Ahhh hectic
schedule, obviously not because I am a busy writer but because I’m lazy and
unprofessional and I am not a writer :p
Logging and
blogging after exploring so many unexpected situations.To compile everything in
one blog… well it’s a hard act to follow.
So many
unexpected situations…probably few known readers of my low profile blog would
think – man…now what all happened with him? God please spare this guy? Yaar
bore bana do iski life (one of my favourite girl dialogue, after you will read
it I know I am going to get a call :p :p) aur iski problem mujhe de do. (I pray…yah
please de do….problem :D)
Hilariously committed
a crime :p… waaaaoooo hilariously … In this torturing summer few students of
our class eagerly awaited, for goodness, after the exams to check their mark
sheet of the end semester exams. But some students don’t have an option (summer
school :p) as they have to wait.
Among those
there were 4 top notch professional notorious who after attending their classes
went on to see their mark sheet of the subject material science (consider as
one of the toughest subject of the history of science :D) . I with fearless
attitude entered the room, as if I am going get a distinction percentage, with
one more guy who was equally confident. As soon as we entered in a crowded room
there were cheerful faces as few of our so called friends who were there got
passed and we four with hope and confidence gathered around each other took our
sheets prayed with heart (not me) and counted the marks… Soon our counting was
over because its easiest and took less time to do our calculation… you know why
because to add 0+0+2+2+1+4+2 is e asier than to add 6+5+9+6.5+7.5+8.5+9+8+8.5..…

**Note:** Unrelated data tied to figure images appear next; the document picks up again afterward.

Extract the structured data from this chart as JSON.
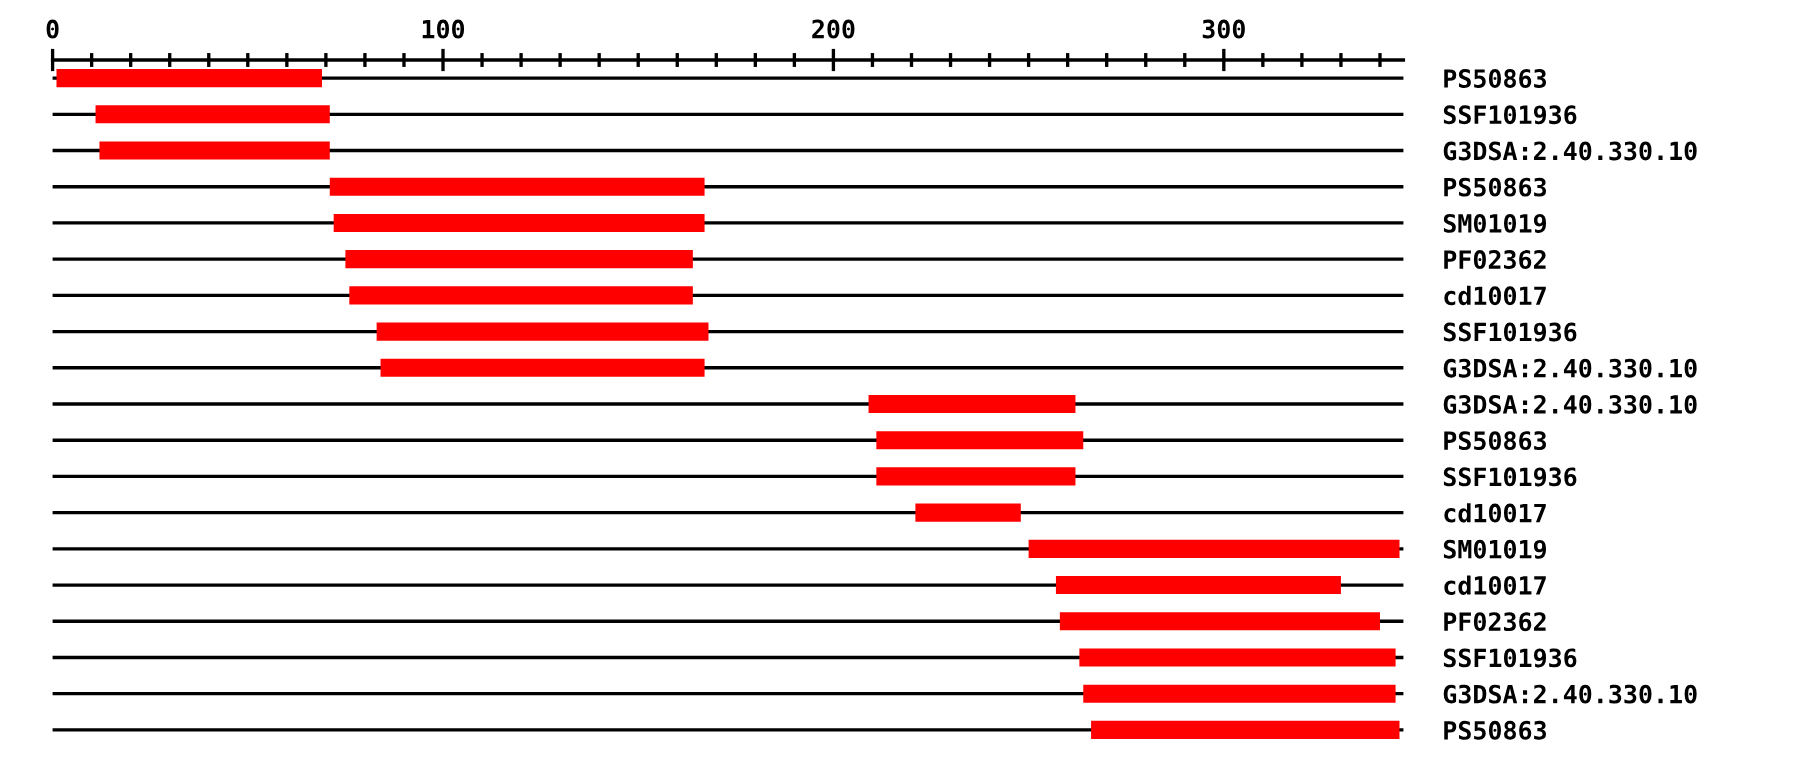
{
  "chart_data": {
    "type": "bar",
    "orientation": "horizontal",
    "grid": "y",
    "categories": [
      "PS50863",
      "SSF101936",
      "G3DSA:2.40.330.10",
      "PS50863",
      "SM01019",
      "PF02362",
      "cd10017",
      "SSF101936",
      "G3DSA:2.40.330.10",
      "G3DSA:2.40.330.10",
      "PS50863",
      "SSF101936",
      "cd10017",
      "SM01019",
      "cd10017",
      "PF02362",
      "SSF101936",
      "G3DSA:2.40.330.10",
      "PS50863"
    ],
    "base": [
      1,
      11,
      12,
      71,
      72,
      75,
      76,
      83,
      84,
      209,
      211,
      211,
      221,
      250,
      257,
      258,
      263,
      264,
      266
    ],
    "values": [
      68,
      60,
      59,
      96,
      95,
      89,
      88,
      85,
      83,
      53,
      53,
      51,
      27,
      95,
      73,
      82,
      81,
      80,
      79
    ],
    "color": "#ff0000",
    "xlim": [
      0,
      346
    ],
    "xticks": [
      0,
      {
        "value": 10,
        "label": null
      },
      {
        "value": 20,
        "label": null
      },
      {
        "value": 30,
        "label": null
      },
      {
        "value": 40,
        "label": null
      },
      {
        "value": 50,
        "label": null
      },
      {
        "value": 60,
        "label": null
      },
      {
        "value": 70,
        "label": null
      },
      {
        "value": 80,
        "label": null
      },
      {
        "value": 90,
        "label": null
      },
      100,
      {
        "value": 110,
        "label": null
      },
      {
        "value": 120,
        "label": null
      },
      {
        "value": 130,
        "label": null
      },
      {
        "value": 140,
        "label": null
      },
      {
        "value": 150,
        "label": null
      },
      {
        "value": 160,
        "label": null
      },
      {
        "value": 170,
        "label": null
      },
      {
        "value": 180,
        "label": null
      },
      {
        "value": 190,
        "label": null
      },
      200,
      {
        "value": 210,
        "label": null
      },
      {
        "value": 220,
        "label": null
      },
      {
        "value": 230,
        "label": null
      },
      {
        "value": 240,
        "label": null
      },
      {
        "value": 250,
        "label": null
      },
      {
        "value": 260,
        "label": null
      },
      {
        "value": 270,
        "label": null
      },
      {
        "value": 280,
        "label": null
      },
      {
        "value": 290,
        "label": null
      },
      300,
      {
        "value": 310,
        "label": null
      },
      {
        "value": 320,
        "label": null
      },
      {
        "value": 330,
        "label": null
      },
      {
        "value": 340,
        "label": null
      }
    ]
  }
}
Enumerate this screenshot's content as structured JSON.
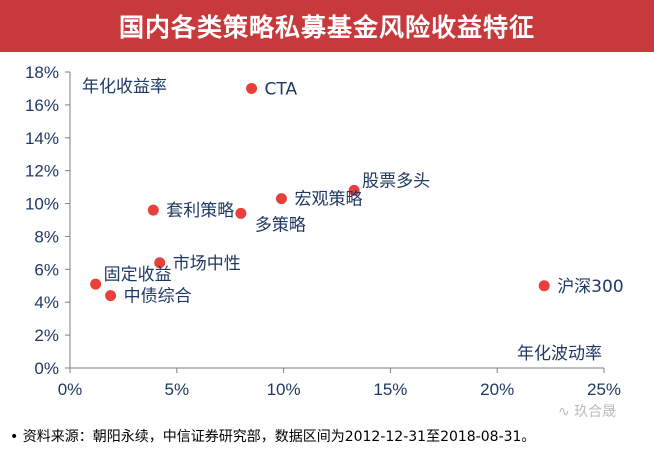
{
  "title": "国内各类策略私募基金风险收益特征",
  "source_text": "• 资料来源：朝阳永续，中信证券研究部，数据区间为2012-12-31至2018-08-31。",
  "watermark": "∿ 玖合晟",
  "colors": {
    "title_bg": "#c8393c",
    "point": "#e8403c",
    "label": "#1f3864",
    "axis": "#7f7f7f"
  },
  "chart_data": {
    "type": "scatter",
    "xlabel": "年化波动率",
    "ylabel": "年化收益率",
    "xlim": [
      0,
      25
    ],
    "ylim": [
      0,
      18
    ],
    "x_ticks": [
      0,
      5,
      10,
      15,
      20,
      25
    ],
    "y_ticks": [
      0,
      2,
      4,
      6,
      8,
      10,
      12,
      14,
      16,
      18
    ],
    "x_tick_labels": [
      "0%",
      "5%",
      "10%",
      "15%",
      "20%",
      "25%"
    ],
    "y_tick_labels": [
      "0%",
      "2%",
      "4%",
      "6%",
      "8%",
      "10%",
      "12%",
      "14%",
      "16%",
      "18%"
    ],
    "grid": false,
    "points": [
      {
        "label": "CTA",
        "x": 8.5,
        "y": 17.0,
        "label_pos": "right"
      },
      {
        "label": "股票多头",
        "x": 13.3,
        "y": 10.8,
        "label_pos": "upper-right"
      },
      {
        "label": "宏观策略",
        "x": 9.9,
        "y": 10.3,
        "label_pos": "right"
      },
      {
        "label": "套利策略",
        "x": 3.9,
        "y": 9.6,
        "label_pos": "right"
      },
      {
        "label": "多策略",
        "x": 8.0,
        "y": 9.4,
        "label_pos": "lower-right"
      },
      {
        "label": "市场中性",
        "x": 4.2,
        "y": 6.4,
        "label_pos": "right"
      },
      {
        "label": "固定收益",
        "x": 1.2,
        "y": 5.1,
        "label_pos": "upper-right"
      },
      {
        "label": "中债综合",
        "x": 1.9,
        "y": 4.4,
        "label_pos": "right"
      },
      {
        "label": "沪深300",
        "x": 22.2,
        "y": 5.0,
        "label_pos": "right"
      }
    ]
  }
}
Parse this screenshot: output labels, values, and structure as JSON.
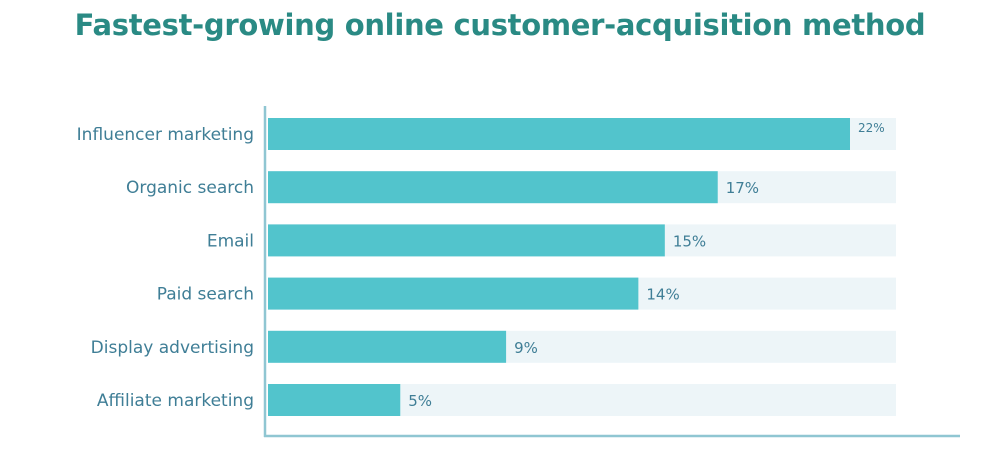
{
  "colors": {
    "title": "#2a8a84",
    "bar": "#52c4cc",
    "track": "#edf5f8",
    "axis": "#8fc6d2",
    "label": "#3f7e96"
  },
  "chart_data": {
    "type": "bar",
    "orientation": "horizontal",
    "title": "Fastest-growing online customer-acquisition method",
    "xlabel": "",
    "ylabel": "",
    "categories": [
      "Influencer marketing",
      "Organic search",
      "Email",
      "Paid search",
      "Display advertising",
      "Affiliate marketing"
    ],
    "values": [
      22,
      17,
      15,
      14,
      9,
      5
    ],
    "value_labels": [
      "22%",
      "17%",
      "15%",
      "14%",
      "9%",
      "5%"
    ],
    "xlim": [
      0,
      24
    ],
    "grid": false,
    "legend": "none"
  }
}
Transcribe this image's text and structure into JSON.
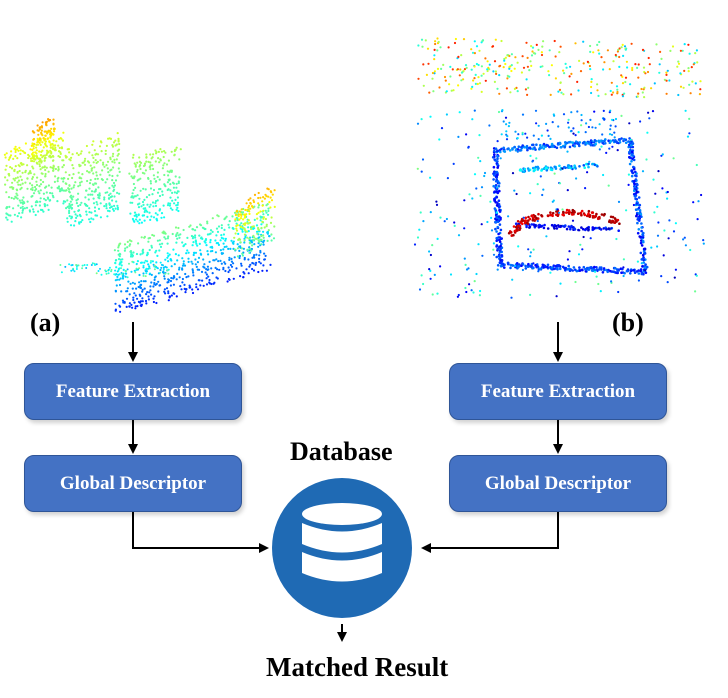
{
  "left_panel": {
    "label": "(a)",
    "steps": [
      "Feature Extraction",
      "Global Descriptor"
    ]
  },
  "right_panel": {
    "label": "(b)",
    "steps": [
      "Feature Extraction",
      "Global Descriptor"
    ]
  },
  "center": {
    "title": "Database",
    "result": "Matched Result"
  },
  "colors": {
    "box_fill": "#4472c4",
    "box_border": "#2f5597",
    "database_circle": "#1f6ab4",
    "arrow": "#000000"
  },
  "icons": [
    "database-icon",
    "point-cloud-scan-a",
    "point-cloud-scan-b"
  ]
}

after striving so hard somehow teacher was successful in giving us double digit
numbers…we respect that for sure… we were actually very disheartened… but
proudly one thing I want to say is that I performed the best among them as I
was nearest to the finishing line (passing criteria)
Then I could
see happiness in everyone’s face after we failed…that irritated … There was a chap who already
getting a good marks was crying before me that the teacher did not awarded him
with what he deserve….i was like…are you urging me to throw the punch on your
face…get lost and cry before perverts please and get the hell out of here…. I couldn't resist myself after seeing the real sufferers going to the subject
teacher to pass which was not in the hands of the teacher logically and the happiness
in others face was noticeable….i saw that teacher in answer sheet neither in
any records he has recorded the marks neither he has calculated… my mind worked
like a “devil at its home ground” … I asked a similar red ink gel pen, similar
to the one with which the teacher who has checked the paper, from one of the
freak of our class standing near the door…. He quickly got it…and I started
with a manipulation in my answer sheet… I was the one who started with my
answer sheet and asked 2 3 friends to cover it and see whether the teacher is
looking at us or not. My hand was shivering like hell as I never did this in my
live… never needed… all of them were
saying the only thing “mat kar Pratik phas jayega “, “risk hai” , and more than
the worry it was a pray from their heart that “god please make his act
unsuccessful” a jealous and “to see us on trouble was seen” … I was getting
furious but more than that was the trouble I imagined that me my other mates
would land if I get a backlog in this subject….
I as usual
did what I want to do…I generally also don’t listen to anyone neither was I
listening then… then my fearful friend who also at first was preventing me but
himself then realizing the upcoming circumstances, if not implement, he also
did it…
I would say definitely
teacher after reanalyzing the answer sheets would find out but at that time “we
don’t care” we only knew that it was not unfair unless it is done to harm
someone. Later the great “GURU” probably found out but I hope we did not leave
any evidence so that he could do any harm to our future… At best he could
reevaluate and will fail us… as it is which was already going to happen…. No
regrets… I found it fair because more than me and my mates being sad to fail in
that subject I could see the happiness in so many faces, not because they
passed in that exam, but because we once again failed and could not prove. With
this act at least for some time i could cherish that illness which I could see
in others face which was obvious because of the happiness which we felt of
passing the subject using unfair means and frankly at that point of time we
were smiling and was happy when everybody expected us to be depressed…I want it
that and got it by an unfair act....SO ITS FAIR.